(ATF) Rare earths could be a safer and even more lucrative investment than bitcoin now, some speculators have suggested.
Surging prices for the constantly in-demand vital metals and minerals used in so many tech products should make them a more sensible target for investors, over the relatively unstable cryptocurrency, said a report from Laowontong Finance.
Rare earth prices have continue to rise, hitting new highs in the past three years, fuelled by demand from the energy vehicle, wind power and air conditioning sectors.
The rare earths sector, dominated by China, has also seen the introduction of increased government control and regulation recently, ironing out disruptive supply-side disturbances.

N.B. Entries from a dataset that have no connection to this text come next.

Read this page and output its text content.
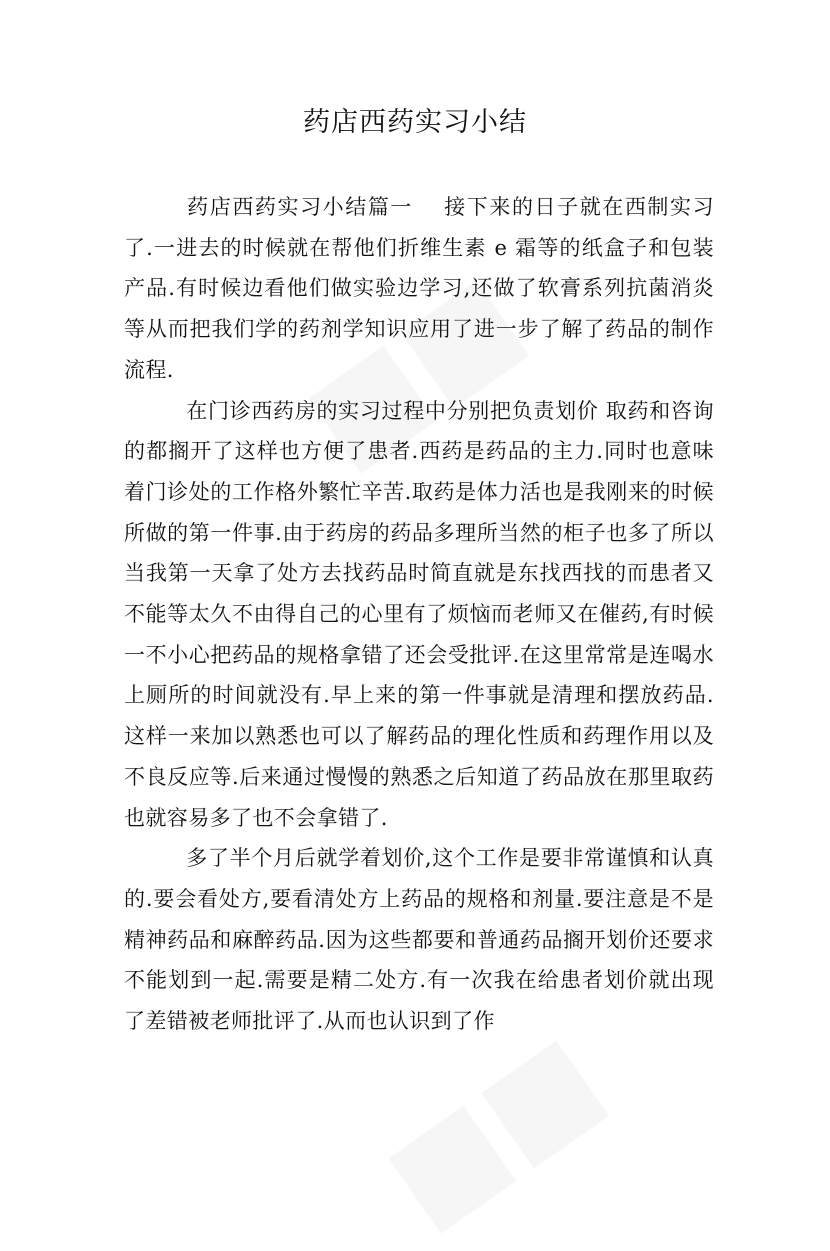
药店西药实习小结

药店西药实习小结篇一 接下来的日子就在西制实习了.一进去的时候就在帮他们折维生素 e 霜等的纸盒子和包装产品.有时候边看他们做实验边学习,还做了软膏系列抗菌消炎等从而把我们学的药剂学知识应用了进一步了解了药品的制作流程.

在门诊西药房的实习过程中分别把负责划价 取药和咨询的都搁开了这样也方便了患者.西药是药品的主力.同时也意味着门诊处的工作格外繁忙辛苦.取药是体力活也是我刚来的时候所做的第一件事.由于药房的药品多理所当然的柜子也多了所以当我第一天拿了处方去找药品时简直就是东找西找的而患者又不能等太久不由得自己的心里有了烦恼而老师又在催药,有时候一不小心把药品的规格拿错了还会受批评.在这里常常是连喝水上厕所的时间就没有.早上来的第一件事就是清理和摆放药品.这样一来加以熟悉也可以了解药品的理化性质和药理作用以及不良反应等.后来通过慢慢的熟悉之后知道了药品放在那里取药也就容易多了也不会拿错了.

多了半个月后就学着划价,这个工作是要非常谨慎和认真的.要会看处方,要看清处方上药品的规格和剂量.要注意是不是精神药品和麻醉药品.因为这些都要和普通药品搁开划价还要求不能划到一起.需要是精二处方.有一次我在给患者划价就出现了差错被老师批评了.从而也认识到了作
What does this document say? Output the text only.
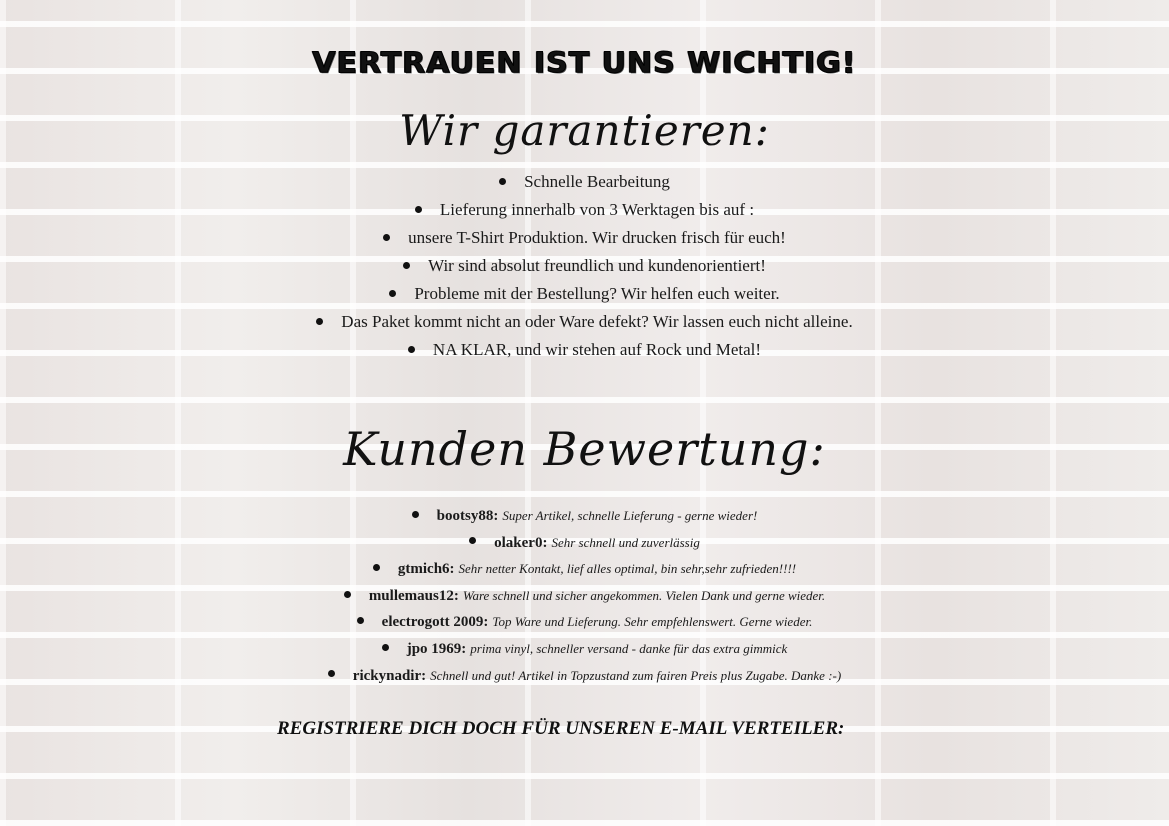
VERTRAUEN IST UNS WICHTIG!
Wir garantieren:
Schnelle Bearbeitung
Lieferung innerhalb von 3 Werktagen bis auf :
unsere T-Shirt Produktion. Wir drucken frisch für euch!
Wir sind absolut freundlich und kundenorientiert!
Probleme mit der Bestellung? Wir helfen euch weiter.
Das Paket kommt nicht an oder Ware defekt? Wir lassen euch nicht alleine.
NA KLAR, und wir stehen auf Rock und Metal!
Kunden Bewertung:
bootsy88: Super Artikel, schnelle Lieferung - gerne wieder!
olaker0: Sehr schnell und zuverlässig
gtmich6: Sehr netter Kontakt, lief alles optimal, bin sehr,sehr zufrieden!!!!
mullemaus12: Ware schnell und sicher angekommen. Vielen Dank und gerne wieder.
electrogott 2009: Top Ware und Lieferung. Sehr empfehlenswert. Gerne wieder.
jpo 1969: prima vinyl, schneller versand - danke für das extra gimmick
rickynadir: Schnell und gut! Artikel in Topzustand zum fairen Preis plus Zugabe. Danke :-)
REGISTRIERE DICH DOCH FÜR UNSEREN E-MAIL VERTEILER:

This has led to some Internet speculators suggesting investing in rare earths is a better idea than bitcoin.
And according to Laowontong Finance, on top of the rise of new energy vehicles, the continuous development of aerospace technology will increase the demands on rare earth resources even more.
Meanwhile, although bitcoin has replaced some of the functions of gold and has become an alternative asset, its commercial application scope is inherently narrow.
Rare earths, like bitcoin, are both scarce and non-renewable resources. With the continuous advancement of mining and application, rare earth resources will continue to shrink, and the scarcity will increase.
Wontong Finance said that looking at “some of the characteristics of rare earths and bitcoin in comparison with each other, you can look at how to look at the rare earths sector in brokerage”.